It’s safe to say humanity has made a bit of progress over the past 200,000-or-so years. Innovation is our game; present us with a problem, and, in most cases, we’ll be pretty well placed to solve it, then regularly improve upon that solution as our technologies become more sophisticated.
But every now and again something ancient is uncovered that outshines our efforts in form, style, efficiency and/or functionality. The Cairo Toe, a 3000-year-old prosthesis, is one such creation that has filled today’s prosthesis specialists with admiration.
Masterfully fashioned from wood, rope, textile bands and leather, the ‘toe’ was discovered in 1997, in the tomb of a woman buried in Upper Egypt. And unlike its skeletal owner, to whom it was still attached, the prosthesis was found perfectly functional and completely intact.
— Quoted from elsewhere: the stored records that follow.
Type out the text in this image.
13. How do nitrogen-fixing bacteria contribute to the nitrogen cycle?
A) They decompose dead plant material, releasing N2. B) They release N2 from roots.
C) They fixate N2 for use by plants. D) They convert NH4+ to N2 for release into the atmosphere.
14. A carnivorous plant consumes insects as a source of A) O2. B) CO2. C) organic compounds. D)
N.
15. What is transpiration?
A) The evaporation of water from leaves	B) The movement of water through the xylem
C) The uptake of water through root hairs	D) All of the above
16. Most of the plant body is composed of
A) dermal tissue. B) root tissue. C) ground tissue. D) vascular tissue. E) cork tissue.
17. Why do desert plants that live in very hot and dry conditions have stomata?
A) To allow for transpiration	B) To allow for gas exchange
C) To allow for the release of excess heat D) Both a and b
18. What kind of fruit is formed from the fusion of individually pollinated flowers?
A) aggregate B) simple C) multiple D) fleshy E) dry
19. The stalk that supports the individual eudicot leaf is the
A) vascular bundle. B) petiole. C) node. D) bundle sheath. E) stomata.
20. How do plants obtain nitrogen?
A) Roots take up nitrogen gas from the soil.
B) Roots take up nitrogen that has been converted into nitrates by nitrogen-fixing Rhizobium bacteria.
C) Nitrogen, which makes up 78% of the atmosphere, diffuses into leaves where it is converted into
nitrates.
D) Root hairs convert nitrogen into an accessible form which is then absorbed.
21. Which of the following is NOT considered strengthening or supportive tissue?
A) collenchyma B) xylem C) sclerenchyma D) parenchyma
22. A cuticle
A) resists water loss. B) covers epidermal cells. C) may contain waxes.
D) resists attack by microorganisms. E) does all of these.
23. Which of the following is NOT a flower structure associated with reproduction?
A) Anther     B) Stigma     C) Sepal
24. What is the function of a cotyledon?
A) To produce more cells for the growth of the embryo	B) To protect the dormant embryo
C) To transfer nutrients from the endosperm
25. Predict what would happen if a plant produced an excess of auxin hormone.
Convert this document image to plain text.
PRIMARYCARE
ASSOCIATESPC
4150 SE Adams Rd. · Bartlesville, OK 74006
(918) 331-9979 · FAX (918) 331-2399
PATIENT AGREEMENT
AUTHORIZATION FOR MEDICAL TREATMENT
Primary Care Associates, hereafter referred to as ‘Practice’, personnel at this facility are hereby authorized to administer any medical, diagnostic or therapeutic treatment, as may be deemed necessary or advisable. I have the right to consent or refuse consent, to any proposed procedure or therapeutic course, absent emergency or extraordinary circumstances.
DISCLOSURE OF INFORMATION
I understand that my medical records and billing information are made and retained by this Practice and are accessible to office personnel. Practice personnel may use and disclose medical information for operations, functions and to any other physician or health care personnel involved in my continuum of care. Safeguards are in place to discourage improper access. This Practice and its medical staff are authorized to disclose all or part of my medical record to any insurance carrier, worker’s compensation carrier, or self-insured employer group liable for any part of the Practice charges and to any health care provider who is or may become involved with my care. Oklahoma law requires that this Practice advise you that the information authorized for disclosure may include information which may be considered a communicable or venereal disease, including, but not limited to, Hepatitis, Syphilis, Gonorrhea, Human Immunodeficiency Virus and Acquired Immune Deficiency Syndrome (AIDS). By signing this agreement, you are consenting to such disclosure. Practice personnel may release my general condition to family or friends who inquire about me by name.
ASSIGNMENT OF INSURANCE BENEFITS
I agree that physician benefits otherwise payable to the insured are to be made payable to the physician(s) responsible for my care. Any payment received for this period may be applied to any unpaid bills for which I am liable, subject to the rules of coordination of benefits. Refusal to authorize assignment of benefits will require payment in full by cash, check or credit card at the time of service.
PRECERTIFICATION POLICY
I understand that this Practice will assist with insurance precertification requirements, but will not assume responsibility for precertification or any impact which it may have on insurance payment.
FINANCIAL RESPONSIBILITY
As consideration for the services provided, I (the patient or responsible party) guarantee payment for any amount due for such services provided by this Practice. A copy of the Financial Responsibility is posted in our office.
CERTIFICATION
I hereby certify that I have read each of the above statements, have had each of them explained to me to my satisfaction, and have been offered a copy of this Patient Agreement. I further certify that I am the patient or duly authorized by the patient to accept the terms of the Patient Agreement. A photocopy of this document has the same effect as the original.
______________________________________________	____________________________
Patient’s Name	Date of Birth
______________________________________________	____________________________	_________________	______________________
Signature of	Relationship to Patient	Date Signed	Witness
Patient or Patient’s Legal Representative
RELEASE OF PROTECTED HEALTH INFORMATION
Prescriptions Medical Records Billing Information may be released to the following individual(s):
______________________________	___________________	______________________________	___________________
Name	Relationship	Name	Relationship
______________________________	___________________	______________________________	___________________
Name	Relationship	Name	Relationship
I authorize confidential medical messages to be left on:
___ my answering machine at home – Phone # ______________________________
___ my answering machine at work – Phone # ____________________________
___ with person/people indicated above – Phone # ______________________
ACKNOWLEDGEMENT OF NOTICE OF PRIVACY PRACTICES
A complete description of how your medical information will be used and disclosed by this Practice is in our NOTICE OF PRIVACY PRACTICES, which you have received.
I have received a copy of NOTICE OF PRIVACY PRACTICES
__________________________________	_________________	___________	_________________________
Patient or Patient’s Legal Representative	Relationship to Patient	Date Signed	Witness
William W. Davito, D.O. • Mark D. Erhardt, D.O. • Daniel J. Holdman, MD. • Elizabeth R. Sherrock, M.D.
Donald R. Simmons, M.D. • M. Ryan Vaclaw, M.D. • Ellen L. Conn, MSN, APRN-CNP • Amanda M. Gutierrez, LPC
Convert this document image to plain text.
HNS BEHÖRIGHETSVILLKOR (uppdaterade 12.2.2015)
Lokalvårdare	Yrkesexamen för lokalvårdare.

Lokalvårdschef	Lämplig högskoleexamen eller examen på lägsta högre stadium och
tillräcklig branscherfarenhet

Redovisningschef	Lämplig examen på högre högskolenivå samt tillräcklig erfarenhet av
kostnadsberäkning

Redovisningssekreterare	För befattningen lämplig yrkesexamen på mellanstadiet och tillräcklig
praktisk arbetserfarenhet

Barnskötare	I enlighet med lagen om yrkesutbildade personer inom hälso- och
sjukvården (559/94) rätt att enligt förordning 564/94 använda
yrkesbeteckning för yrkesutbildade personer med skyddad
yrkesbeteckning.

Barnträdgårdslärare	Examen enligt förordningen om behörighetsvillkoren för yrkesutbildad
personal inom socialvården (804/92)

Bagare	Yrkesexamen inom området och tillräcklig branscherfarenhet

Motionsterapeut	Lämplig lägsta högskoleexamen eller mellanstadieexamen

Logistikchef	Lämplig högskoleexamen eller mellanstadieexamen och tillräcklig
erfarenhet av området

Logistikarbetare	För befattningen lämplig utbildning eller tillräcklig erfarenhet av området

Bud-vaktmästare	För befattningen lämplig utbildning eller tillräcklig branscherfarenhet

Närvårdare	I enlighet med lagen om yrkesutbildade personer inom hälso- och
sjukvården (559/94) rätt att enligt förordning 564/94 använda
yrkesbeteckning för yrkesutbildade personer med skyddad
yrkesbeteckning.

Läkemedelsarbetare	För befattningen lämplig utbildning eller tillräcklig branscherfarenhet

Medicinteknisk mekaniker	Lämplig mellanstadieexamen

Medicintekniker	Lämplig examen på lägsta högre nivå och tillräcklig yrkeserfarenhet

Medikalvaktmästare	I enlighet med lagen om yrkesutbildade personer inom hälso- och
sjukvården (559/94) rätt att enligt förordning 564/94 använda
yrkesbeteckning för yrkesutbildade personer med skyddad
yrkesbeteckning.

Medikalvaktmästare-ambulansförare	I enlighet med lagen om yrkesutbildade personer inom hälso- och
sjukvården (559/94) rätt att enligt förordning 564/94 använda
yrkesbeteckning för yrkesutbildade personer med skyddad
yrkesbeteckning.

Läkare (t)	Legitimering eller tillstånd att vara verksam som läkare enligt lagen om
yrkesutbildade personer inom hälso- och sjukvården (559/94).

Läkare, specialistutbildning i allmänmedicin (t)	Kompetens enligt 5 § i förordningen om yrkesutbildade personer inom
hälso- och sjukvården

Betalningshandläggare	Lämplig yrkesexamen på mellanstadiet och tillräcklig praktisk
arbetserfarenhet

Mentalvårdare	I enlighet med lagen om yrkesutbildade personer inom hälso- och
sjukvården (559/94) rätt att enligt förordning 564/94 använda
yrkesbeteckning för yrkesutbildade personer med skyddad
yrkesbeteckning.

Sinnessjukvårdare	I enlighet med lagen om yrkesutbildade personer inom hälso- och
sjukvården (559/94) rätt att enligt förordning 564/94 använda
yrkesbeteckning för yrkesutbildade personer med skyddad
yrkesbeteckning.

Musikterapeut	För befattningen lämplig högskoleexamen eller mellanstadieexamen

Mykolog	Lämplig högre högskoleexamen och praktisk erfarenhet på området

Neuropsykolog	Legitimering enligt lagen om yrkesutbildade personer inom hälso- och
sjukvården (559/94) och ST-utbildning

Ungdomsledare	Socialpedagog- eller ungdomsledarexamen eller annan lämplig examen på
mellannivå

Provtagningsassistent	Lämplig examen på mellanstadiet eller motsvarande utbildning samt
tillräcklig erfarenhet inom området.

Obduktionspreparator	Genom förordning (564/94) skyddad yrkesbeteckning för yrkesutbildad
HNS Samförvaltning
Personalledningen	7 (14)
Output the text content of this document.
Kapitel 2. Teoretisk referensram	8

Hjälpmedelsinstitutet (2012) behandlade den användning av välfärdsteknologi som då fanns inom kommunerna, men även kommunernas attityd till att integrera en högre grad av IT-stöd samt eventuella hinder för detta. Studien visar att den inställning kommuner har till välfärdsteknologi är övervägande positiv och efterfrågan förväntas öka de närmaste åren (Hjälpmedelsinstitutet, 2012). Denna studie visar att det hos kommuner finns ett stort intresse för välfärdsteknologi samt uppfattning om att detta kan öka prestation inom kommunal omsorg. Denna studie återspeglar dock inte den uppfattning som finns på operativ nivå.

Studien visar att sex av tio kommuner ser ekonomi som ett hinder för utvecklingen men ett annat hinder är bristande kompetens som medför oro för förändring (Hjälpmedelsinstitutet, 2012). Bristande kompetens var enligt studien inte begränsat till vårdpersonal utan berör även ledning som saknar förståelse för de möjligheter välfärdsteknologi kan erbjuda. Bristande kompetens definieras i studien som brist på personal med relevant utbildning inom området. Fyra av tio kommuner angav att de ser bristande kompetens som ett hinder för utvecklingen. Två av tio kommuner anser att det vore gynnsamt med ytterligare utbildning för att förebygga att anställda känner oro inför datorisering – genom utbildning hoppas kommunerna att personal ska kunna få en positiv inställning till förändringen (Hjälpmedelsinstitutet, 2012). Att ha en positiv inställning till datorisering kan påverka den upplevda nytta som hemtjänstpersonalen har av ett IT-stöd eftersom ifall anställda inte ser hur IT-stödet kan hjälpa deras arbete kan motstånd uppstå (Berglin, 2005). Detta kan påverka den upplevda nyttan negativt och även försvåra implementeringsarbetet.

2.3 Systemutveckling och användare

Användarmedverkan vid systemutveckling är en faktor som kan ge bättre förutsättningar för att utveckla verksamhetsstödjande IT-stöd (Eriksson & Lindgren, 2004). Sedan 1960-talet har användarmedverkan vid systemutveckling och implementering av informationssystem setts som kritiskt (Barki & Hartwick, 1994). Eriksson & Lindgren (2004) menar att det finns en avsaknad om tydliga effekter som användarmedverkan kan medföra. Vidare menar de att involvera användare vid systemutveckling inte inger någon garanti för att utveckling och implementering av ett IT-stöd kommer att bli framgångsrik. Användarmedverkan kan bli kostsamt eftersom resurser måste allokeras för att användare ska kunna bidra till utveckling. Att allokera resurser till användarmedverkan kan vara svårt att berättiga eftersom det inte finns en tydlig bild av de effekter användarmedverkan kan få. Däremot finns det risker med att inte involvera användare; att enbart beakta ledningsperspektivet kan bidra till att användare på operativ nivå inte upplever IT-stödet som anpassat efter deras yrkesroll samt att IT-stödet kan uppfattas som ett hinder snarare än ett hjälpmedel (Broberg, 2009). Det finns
According to experts at the University of Basel, where the toe is being placed under the microscope, the appendage is so well designed that it would have even been possible for its owner to wear it with sandals, and possibly have its subtle presence go undetected by others, at a glance.
What makes the piece especially remarkable is the fact that archaeologists have not found any other prostheses of this kind from the same time. (The closest is another Egyptian toe from around 600 BCE.) Historians have guessed at the maker’s identity, suggesting they may have been an expert weapons craftsperson. Our guess? It was aliens.